小此木国家公安委員長は、総理大臣官邸で閣議に続いて菅総理大臣と面会したあと、記者団に対し「辞表を提出し、受け取っていただいた」と述べ、菅総理大臣に閣僚の辞表を提出したことを明らかにしました。

小此木氏は、今月22日の記者会見で8月22日に投票が行われる横浜市長選挙に立候補する意向を表明していました。

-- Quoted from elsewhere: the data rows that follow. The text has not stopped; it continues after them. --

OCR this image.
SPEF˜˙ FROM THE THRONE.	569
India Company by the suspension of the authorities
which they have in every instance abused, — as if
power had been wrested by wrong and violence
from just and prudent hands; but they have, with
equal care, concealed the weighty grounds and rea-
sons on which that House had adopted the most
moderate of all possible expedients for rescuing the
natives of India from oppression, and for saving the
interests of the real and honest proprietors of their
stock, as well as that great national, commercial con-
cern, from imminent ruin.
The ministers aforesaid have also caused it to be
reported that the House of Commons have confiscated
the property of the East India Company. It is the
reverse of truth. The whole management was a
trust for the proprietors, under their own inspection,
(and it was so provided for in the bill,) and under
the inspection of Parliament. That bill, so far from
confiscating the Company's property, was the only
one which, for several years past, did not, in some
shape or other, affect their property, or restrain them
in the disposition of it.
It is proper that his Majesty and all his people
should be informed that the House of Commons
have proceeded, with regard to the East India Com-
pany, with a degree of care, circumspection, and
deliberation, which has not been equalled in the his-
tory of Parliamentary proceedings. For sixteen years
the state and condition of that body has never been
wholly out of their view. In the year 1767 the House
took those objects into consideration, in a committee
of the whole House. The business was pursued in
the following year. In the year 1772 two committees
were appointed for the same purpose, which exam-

政府は、小此木氏の後任の人選を急ぐことにしています。

横浜市長選挙には、これまでに、横浜市議会議員の太田正孝氏(75)動物愛護団体代表理事の藤村晃子氏(48)元衆議院議員の福田峰之氏(57)が無所属での立候補を表明しています。

現職の林市長は、態度を明らかにしていません。

平沢復興相「『別の道を歩む決意をした』とあいさつあった」

平沢復興大臣は、閣議のあとの記者会見で、閣議と閣僚懇談会のあと、小此木氏が「今回、別の道を歩む決意をした。いろいろとお世話になった」とあいさつしたのを受け、菅総理大臣が「短い期間だが、大変に頑張ってくれてありがとう」とねぎらったことを明らかにしました。